A aula sobre Fato ou Fake é uma oportunidade essencial para que os alunos do 6º ano do Ensino Fundamental 2 desenvolvam uma capacidade crítica em relação ao consumo de informações, especialmente em uma era na qual a desinformação se espalha rapidamente pelas mídias sociais e tradicionais. Neste plano de aula, o foco será conscientizar os estudantes sobre as diferenças entre fatos e opiniões, e como identificar notícias falsas, promovendo a formação de um olhar crítico e reflexivo diante das informações que consomem e compartilham.

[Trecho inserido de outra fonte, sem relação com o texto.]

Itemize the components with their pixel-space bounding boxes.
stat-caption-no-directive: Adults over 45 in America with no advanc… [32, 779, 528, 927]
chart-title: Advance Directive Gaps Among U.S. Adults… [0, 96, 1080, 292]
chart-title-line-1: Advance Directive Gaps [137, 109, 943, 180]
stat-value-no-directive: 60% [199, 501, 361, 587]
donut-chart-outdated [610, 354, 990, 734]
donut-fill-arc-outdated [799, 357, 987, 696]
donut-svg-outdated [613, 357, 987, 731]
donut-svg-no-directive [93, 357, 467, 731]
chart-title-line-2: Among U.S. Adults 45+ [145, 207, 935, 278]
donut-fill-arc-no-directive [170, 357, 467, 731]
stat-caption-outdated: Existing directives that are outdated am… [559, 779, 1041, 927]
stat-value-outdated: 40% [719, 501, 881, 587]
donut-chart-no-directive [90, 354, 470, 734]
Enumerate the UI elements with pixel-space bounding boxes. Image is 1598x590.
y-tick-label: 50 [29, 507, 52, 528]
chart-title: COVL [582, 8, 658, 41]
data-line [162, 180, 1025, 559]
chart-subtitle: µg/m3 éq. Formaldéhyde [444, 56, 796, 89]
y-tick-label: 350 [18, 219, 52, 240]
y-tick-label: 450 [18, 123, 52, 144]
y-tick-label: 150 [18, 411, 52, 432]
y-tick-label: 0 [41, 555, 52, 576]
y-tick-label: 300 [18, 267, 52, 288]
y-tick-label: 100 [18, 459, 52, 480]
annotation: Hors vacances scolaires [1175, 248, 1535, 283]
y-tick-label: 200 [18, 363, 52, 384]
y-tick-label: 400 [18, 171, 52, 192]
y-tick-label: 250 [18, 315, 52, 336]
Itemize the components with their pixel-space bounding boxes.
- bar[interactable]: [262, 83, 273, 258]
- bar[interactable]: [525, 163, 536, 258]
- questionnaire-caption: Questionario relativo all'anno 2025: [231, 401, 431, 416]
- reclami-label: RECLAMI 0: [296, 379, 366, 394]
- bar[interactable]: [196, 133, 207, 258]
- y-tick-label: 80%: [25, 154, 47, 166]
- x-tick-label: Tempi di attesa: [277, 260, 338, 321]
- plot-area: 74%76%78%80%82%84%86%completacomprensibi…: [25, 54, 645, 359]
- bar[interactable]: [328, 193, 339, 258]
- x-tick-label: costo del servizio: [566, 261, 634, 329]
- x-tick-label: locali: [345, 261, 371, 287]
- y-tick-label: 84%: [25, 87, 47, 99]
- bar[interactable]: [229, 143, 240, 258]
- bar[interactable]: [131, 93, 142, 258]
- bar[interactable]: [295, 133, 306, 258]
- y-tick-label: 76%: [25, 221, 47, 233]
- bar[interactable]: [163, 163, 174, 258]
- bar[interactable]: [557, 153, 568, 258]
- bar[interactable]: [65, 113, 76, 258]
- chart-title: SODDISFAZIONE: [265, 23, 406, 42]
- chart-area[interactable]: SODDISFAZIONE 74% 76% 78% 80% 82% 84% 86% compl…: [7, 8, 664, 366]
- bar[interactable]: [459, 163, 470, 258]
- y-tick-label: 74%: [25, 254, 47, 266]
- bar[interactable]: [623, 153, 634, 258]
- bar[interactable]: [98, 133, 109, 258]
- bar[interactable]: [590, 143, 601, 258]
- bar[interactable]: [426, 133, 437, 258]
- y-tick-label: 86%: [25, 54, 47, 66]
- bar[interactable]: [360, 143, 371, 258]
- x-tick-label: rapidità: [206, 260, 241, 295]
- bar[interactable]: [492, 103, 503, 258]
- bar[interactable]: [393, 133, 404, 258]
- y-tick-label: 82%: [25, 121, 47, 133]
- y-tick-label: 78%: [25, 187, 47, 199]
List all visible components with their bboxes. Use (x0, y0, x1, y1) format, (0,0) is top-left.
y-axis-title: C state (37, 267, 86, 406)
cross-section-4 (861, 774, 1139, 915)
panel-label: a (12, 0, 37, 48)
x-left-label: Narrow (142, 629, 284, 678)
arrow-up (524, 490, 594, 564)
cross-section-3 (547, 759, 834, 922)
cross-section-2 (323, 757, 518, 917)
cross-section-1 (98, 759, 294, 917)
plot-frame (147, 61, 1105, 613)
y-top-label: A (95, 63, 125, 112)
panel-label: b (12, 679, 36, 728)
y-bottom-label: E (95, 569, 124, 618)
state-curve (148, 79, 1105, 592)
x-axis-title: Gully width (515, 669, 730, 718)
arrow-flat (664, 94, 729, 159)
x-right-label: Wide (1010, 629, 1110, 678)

Com a necessidade crescente de discernimento em uma sociedade saturada de dados, ensinar os alunos a separar o que é verdadeiro do que é falso é de suma importância. Nesta aula, os alunos não apenas aprenderão a identificar fontes de informação confiáveis, mas também discutirão a importância da veracidade na comunicação, criando habilidades que servirão tanto em sua vida escolar quanto em sua cidadania.

Tema: Fato ou Fake
Duração: 50 minutos
Etapa: Ensino Fundamental 2
Sub-etapa: 6º Ano
Faixa Etária: 12 anos

Objetivo Geral:

Planejamentos de Aula BNCC Infantil e Fundamental

Desenvolver a capacidade crítica dos alunos para identificar informações verdadeiras e falsas, promovendo habilidades de análise e interpretação de textos jornalísticos e mídias sociais.

Objetivos Específicos:

– Identificar a diferença entre fato e opinião.
– Analisar notícias e informações de diferentes fontes.
– Desenvolver uma postura crítica em relação à informação.
– Criar um ambiente de debate saudável sobre a verdade nas mídias.

Habilidades BNCC:

– (EF67LP03) Comparar informações sobre um mesmo fato divulgadas em diferentes veículos e mídias, analisando e avaliando a confiabilidade.
– (EF67LP04) Distinguir, em segmentos descontínuos de textos, fato da opinião enunciada em relação a esse mesmo fato.
– (EF67LP09) Produzir notícia impressa e para circulação em outras mídias, tendo em vista as condições de produção, do texto – objetivo, leitores/espectadores, veículos e mídia de circulação etc.
– (EF67LP10) Produzir notícia impressa tendo em vista características do gênero – título ou manchete com verbo no tempo presente, lide, progressão dada pela ordem decrescente de importância dos fatos, uso de 3ª pessoa, de palavras que indicam precisão.

Materiais Necessários:

– Impressos de notícias (tanto verdadeiras quanto falsas).
– Acesso à internet (para pesquisa e verificação de notícias).
– Quadro branco e marcadores.
– Folhas de papel e canetas.

Situações Problema:

Como os alunos podem identificar uma notícia falsa? Quais critérios podem ser usados para analisar a credibilidade de uma fonte de informação?

Contextualização:

A era digital trouxe uma infinidade de informações ao nosso alcance, mas isso também significa que muitas delas não são verdadeiras. O conceito de “Fato ou Fake” se relaciona diretamente com a habilidade de discernir entre a verdade e a manipulação das informações. Ao longo desta aula, os estudantes serão introduzidos a técnicas e ferramentas que lhes permitirão agir como consumidores críticos de notícias.

Desenvolvimento:

1. Introdução ao tema (5 minutos): Breve discussão sobre o que é uma notícia, a importância de informações corretas e a presença de notícias falsas nas redes sociais e na mídia tradicional. Pergunte aos alunos se já encontraram notícias falsas e como reagiram a esses conteúdos.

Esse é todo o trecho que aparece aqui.